I can only comment on the performance side of things and it would seem fine
given the figure you provide. The write of a single file in this way is good
but a better test is to copy a groups of files. With the right cache setting I
would hope to see the same performance.
I did some analysis of the cache once I had completed my changes. I ran my
tests on a 300MHz Pentium Compact PC with 512M of RAM and a 4.3G Fujitsu
(MPD3043AT) disk. I formatted the disk using FreeDOS and then copied the
install directory from the CDROM to disk. I then used the shell in RTEMS to
make copies of the install directory in a tree layout until I had 26.176M of
data in 1215 files and 168 directories. One directory had 305 files so this
pushed the limits on the file system and the cache. The RTEMS shell copy
command is the BSD shell copy command and it does a couple of stats on the
directory for a file that is not present and so all 305 entries needed to be
checked. The table shows the results for various cache sizes:
Buffers RA WB Time (secs) Rate (KB/sec) Files/sec
Default 64 32 16 495 52.862 2.45
512 32 16 140 186.907 8.68
512 64 32 130 201.284 9.35
1024 64 32 105 249.209 11.57
Buffers = number of buffers in the pool (512 bytes)

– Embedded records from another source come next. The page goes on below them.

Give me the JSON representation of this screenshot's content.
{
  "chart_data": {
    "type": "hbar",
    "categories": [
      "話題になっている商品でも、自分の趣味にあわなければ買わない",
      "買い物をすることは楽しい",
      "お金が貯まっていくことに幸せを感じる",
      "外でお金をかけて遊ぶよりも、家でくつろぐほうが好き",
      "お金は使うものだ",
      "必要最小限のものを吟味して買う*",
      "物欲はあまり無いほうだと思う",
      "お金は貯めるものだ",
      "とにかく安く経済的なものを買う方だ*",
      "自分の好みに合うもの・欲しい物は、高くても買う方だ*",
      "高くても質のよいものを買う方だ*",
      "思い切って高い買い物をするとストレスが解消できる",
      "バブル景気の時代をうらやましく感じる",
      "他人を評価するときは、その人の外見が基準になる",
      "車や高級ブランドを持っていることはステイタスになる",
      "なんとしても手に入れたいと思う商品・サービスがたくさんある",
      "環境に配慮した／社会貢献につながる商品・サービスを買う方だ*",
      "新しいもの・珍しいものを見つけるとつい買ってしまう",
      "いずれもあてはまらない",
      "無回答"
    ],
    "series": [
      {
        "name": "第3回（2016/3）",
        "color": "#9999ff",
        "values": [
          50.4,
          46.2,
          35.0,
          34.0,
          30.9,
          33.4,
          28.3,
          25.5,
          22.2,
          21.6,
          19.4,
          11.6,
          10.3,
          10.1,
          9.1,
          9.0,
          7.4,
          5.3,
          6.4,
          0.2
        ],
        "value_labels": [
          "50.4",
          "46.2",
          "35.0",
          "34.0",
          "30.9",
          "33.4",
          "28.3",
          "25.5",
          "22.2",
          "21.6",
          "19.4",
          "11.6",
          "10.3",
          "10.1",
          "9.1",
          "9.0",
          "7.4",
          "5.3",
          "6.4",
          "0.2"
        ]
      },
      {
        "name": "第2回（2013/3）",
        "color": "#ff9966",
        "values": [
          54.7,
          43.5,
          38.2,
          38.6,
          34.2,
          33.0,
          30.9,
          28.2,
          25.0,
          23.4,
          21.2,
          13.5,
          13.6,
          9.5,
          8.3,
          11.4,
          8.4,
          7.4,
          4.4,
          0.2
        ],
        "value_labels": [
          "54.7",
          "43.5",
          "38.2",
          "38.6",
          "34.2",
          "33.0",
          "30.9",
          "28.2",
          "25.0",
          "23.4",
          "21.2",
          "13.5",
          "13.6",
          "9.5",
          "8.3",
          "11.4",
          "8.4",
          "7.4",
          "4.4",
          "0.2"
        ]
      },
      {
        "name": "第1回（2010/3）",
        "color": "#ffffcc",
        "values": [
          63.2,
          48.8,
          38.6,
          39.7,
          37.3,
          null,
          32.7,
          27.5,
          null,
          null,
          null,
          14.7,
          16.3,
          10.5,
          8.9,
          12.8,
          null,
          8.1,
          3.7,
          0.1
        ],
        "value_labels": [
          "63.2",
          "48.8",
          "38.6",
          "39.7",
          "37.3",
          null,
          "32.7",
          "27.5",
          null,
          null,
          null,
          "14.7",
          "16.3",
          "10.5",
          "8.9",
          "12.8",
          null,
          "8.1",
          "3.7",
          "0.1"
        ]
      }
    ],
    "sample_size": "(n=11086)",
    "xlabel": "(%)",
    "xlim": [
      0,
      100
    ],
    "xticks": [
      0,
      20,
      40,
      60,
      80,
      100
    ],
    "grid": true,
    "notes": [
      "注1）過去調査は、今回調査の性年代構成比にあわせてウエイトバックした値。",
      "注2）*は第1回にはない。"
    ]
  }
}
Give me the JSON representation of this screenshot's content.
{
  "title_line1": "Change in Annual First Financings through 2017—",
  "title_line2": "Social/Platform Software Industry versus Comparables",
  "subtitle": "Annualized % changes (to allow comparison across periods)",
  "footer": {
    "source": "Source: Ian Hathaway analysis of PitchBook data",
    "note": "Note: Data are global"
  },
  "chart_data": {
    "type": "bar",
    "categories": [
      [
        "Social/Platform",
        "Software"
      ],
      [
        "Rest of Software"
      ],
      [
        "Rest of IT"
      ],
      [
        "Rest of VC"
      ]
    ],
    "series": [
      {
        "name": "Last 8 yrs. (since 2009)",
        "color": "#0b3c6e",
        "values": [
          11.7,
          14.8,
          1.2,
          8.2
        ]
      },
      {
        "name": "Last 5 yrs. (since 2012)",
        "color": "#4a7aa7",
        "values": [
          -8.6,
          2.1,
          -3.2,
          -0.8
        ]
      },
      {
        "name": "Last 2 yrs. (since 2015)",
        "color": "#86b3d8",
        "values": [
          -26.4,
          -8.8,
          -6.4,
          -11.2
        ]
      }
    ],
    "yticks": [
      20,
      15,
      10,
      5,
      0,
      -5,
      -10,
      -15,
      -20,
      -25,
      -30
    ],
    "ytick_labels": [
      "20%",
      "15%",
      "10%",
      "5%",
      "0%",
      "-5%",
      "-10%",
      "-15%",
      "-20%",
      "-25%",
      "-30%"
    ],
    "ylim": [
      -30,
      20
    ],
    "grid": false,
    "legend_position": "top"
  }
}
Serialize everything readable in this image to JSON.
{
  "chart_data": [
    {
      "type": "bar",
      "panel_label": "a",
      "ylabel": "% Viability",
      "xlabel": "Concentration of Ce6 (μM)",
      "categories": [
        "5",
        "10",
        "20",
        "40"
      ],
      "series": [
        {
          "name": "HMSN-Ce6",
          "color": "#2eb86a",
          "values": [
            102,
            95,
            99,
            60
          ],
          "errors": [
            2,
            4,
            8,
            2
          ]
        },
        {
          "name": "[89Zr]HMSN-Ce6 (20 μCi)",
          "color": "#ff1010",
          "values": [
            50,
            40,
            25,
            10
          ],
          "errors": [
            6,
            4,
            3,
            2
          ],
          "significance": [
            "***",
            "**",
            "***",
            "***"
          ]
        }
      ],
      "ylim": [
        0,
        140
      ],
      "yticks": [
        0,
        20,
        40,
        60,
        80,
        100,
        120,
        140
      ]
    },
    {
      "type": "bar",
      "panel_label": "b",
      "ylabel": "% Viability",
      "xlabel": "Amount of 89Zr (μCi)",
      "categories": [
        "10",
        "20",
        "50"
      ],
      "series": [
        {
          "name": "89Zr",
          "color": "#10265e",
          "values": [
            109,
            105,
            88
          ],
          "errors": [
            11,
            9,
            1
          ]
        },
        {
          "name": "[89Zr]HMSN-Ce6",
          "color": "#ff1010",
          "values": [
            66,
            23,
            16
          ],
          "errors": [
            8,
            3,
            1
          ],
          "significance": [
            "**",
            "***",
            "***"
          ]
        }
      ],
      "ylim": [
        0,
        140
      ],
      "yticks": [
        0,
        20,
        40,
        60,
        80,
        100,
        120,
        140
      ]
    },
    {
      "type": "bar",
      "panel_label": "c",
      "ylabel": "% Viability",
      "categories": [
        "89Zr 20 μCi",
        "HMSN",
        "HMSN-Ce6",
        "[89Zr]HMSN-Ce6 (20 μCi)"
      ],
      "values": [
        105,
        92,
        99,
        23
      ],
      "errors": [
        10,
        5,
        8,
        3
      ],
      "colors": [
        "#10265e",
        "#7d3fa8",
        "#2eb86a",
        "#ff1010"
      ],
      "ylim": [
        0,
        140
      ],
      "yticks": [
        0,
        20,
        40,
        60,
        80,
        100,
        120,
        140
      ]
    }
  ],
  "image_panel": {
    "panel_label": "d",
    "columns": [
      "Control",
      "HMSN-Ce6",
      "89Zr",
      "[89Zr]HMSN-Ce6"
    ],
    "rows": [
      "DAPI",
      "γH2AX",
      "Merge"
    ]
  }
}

RA = number of read-ahead buffers
WB = number of write-back buffers
The data rate is half the actual rate on the bus because we had to read this
data into memory then write it out. The 512K cache did help. An interesting
thing was the sound of the disk for each of these settings. The default was
bashing the disk and lots of noise. The last set of values was quiet and the
disk did not sound under any stress.
A look at the shell's cpuuse command showed 80% of the time was spent in the
ATA task, 8% in the file system and copy code and 12% in idle. That idle time
is interesting and I am not sure why it was there. For this type of disk the
ATA driver is where the effort would need to be spent to improve performance.